Pharmacologic testing with low-dose pilocarpine (1/8%) may demonstrate cholinergic supersensitivity in the tonic pupil (a more miotic response than the fellow eye). Leavitt et al suggested a solution of 0.0625% pilocarpine (Leavitt, 2002). Unfortunately, cholinergic supersensitivity is not uniformly present in tonic pupils (80% with topical pilocarpine testing) and is not specific for postganglionic parasympathetic denervation. Supersensitivity has been reported after oculomotor nerve palsy (Cox, 1991; Jacobson, 1990, 1994). In addition, larger-sized pupils normally constrict more than smaller pupils to the same dose of topical cholinergics. Jacobson recommends evaluating cholinergic supersensitivity responses in darkness to minimize the mechanical resistance factors of large and small pupil size (Jacobson, 1990, 1994). A larger pupil that becomes the smaller pupil in darkness after topical cholinergics is more likely a supersensitive response (Jacobson, 1990, 1994).

The history and examination should be able to differentiate the various associations of secondary pupils from idiopathic Adie’s tonic pupil syndrome. Table 20–6 lists the causes of a tonic pupil.
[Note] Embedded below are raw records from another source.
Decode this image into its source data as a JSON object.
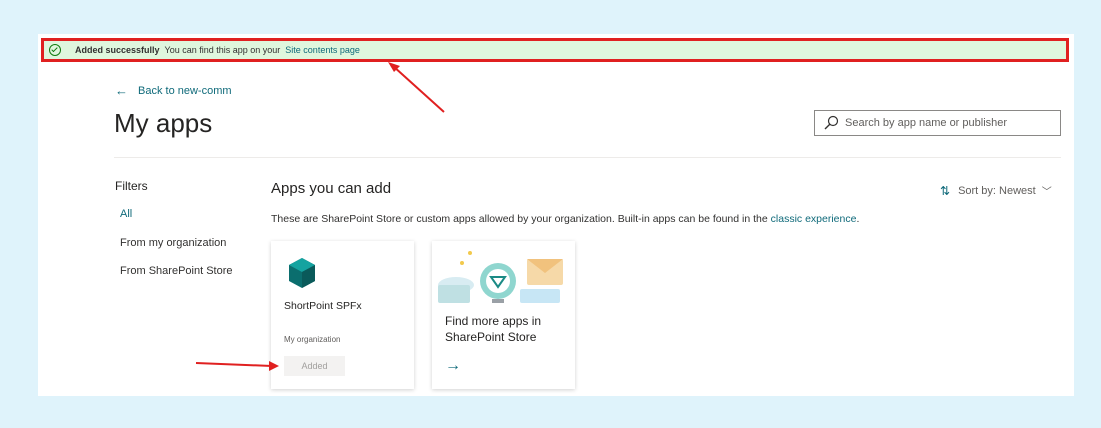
{
  "banner": {
    "strong": "Added successfully",
    "message": "You can find this app on your",
    "link": "Site contents page"
  },
  "back_link": "Back to new-comm",
  "page_title": "My apps",
  "search_placeholder": "Search by app name or publisher",
  "filters": {
    "title": "Filters",
    "items": [
      "All",
      "From my organization",
      "From SharePoint Store"
    ]
  },
  "section": {
    "title": "Apps you can add",
    "description": "These are SharePoint Store or custom apps allowed by your organization. Built-in apps can be found in the",
    "description_link": "classic experience",
    "description_end": "."
  },
  "sort": {
    "label": "Sort by:",
    "value": "Newest"
  },
  "cards": [
    {
      "name": "ShortPoint SPFx",
      "publisher": "My organization",
      "button": "Added"
    },
    {
      "cta": "Find more apps in SharePoint Store"
    }
  ],
  "colors": {
    "accent": "#0f6a7a",
    "success_bg": "#dff6dd",
    "annotation": "#e02020"
  }
}
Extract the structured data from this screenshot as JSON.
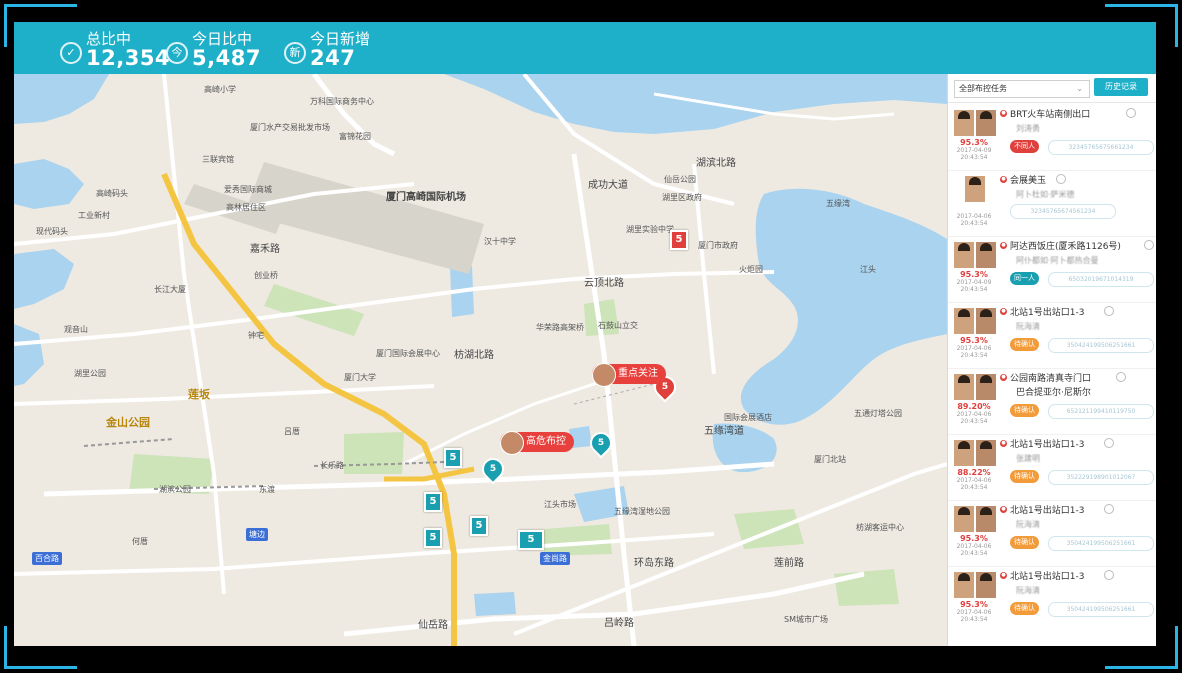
{
  "stats": [
    {
      "label": "总比中",
      "value": "12,354",
      "icon": "check-circle-icon"
    },
    {
      "label": "今日比中",
      "value": "5,487",
      "icon": "today-icon"
    },
    {
      "label": "今日新增",
      "value": "247",
      "icon": "add-icon"
    }
  ],
  "colors": {
    "accent": "#1fb0c9",
    "alert": "#e0403c",
    "frame": "#2bb4e6"
  },
  "sidebar": {
    "task_filter": "全部布控任务",
    "history_button": "历史记录",
    "alerts": [
      {
        "location": "BRT火车站南侧出口",
        "percent": "95.3%",
        "date": "2017-04-09",
        "time": "20:43:54",
        "name": "刘涛勇",
        "status": "不同人",
        "status_color": "#e0403c",
        "id": "32345765675661234"
      },
      {
        "location": "会展美玉",
        "percent": "",
        "date": "2017-04-06",
        "time": "20:43:54",
        "name": "阿卜杜如·萨米德",
        "status": "",
        "status_color": "",
        "id": "32345765674561234"
      },
      {
        "location": "阿达西饭庄(厦禾路1126号)",
        "percent": "95.3%",
        "date": "2017-04-09",
        "time": "20:43:54",
        "name": "阿仆都如·阿卜都热合曼",
        "status": "同一人",
        "status_color": "#1a9fb0",
        "id": "65032019671014319"
      },
      {
        "location": "北站1号出站口1-3",
        "percent": "95.3%",
        "date": "2017-04-06",
        "time": "20:43:54",
        "name": "阮海清",
        "status": "待确认",
        "status_color": "#f29b3a",
        "id": "350424199506251661"
      },
      {
        "location": "公园南路清真寺门口",
        "percent": "89.20%",
        "date": "2017-04-06",
        "time": "20:43:54",
        "name": "巴合提亚尔·尼斯尔",
        "status": "待确认",
        "status_color": "#f29b3a",
        "id": "652121199410119750"
      },
      {
        "location": "北站1号出站口1-3",
        "percent": "88.22%",
        "date": "2017-04-06",
        "time": "20:43:54",
        "name": "张建明",
        "status": "待确认",
        "status_color": "#f29b3a",
        "id": "352229198901012067"
      },
      {
        "location": "北站1号出站口1-3",
        "percent": "95.3%",
        "date": "2017-04-06",
        "time": "20:43:54",
        "name": "阮海清",
        "status": "待确认",
        "status_color": "#f29b3a",
        "id": "350424199506251661"
      },
      {
        "location": "北站1号出站口1-3",
        "percent": "95.3%",
        "date": "2017-04-06",
        "time": "20:43:54",
        "name": "阮海清",
        "status": "待确认",
        "status_color": "#f29b3a",
        "id": "350424199506251661"
      }
    ]
  },
  "map": {
    "airport": "厦门高崎国际机场",
    "roads": [
      "湖滨北路",
      "仙岳路",
      "五缘湾道",
      "吕岭路",
      "云顶北路",
      "枋湖北路",
      "成功大道",
      "嘉禾路",
      "环岛东路",
      "金尚路",
      "莲前路"
    ],
    "places": [
      "高崎小学",
      "厦门水产交易批发市场",
      "万科国际商务中心",
      "富锦花园",
      "三联宾馆",
      "爱秀国际商城",
      "工业新村",
      "高崎码头",
      "高林居住区",
      "现代码头",
      "仙岳公园",
      "湖里区政府",
      "五缘湾",
      "湖里实验中学",
      "汉十中学",
      "厦门市政府",
      "火炬园",
      "江头",
      "创业桥",
      "长江大厦",
      "华荣路高架桥",
      "石鼓山立交",
      "观音山",
      "钟宅",
      "厦门国际会展中心",
      "厦门大学",
      "湖里公园",
      "金山公园",
      "莲坂",
      "吕厝",
      "长乐路",
      "东渡",
      "湖滨公园",
      "何厝",
      "江头市场",
      "五缘湾湿地公园",
      "国际会展酒店",
      "五通灯塔公园",
      "厦门北站",
      "枋湖客运中心",
      "SM城市广场"
    ],
    "bubbles": [
      "重点关注",
      "高危布控"
    ],
    "tags": [
      "百合路",
      "塘边",
      "金尚路"
    ]
  }
}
Is This Adie’s Tonic Pupil Syndrome?

The clinical features of Adie’s tonic pupil syndrome, based on Thompson’s extensive review (Thompson, 1977a,b) and the literature, is reported in Table 20–7. With the tonic pupil, the iris sphincter and ciliary muscles become supersensitive to acetylcholine, and thus when they are stimulated their response is strong and tonic and their relaxation is slow and sustained. Initially there is an isolated internal ophthalmoplegia, and in the acute stage there is no reaction to light or near stimuli at all. The diagnosis of a tonic pupil can usually be made on clinical grounds alone (class IV, level B).

What Causes the Adie’s Tonic Pupil Syndrome?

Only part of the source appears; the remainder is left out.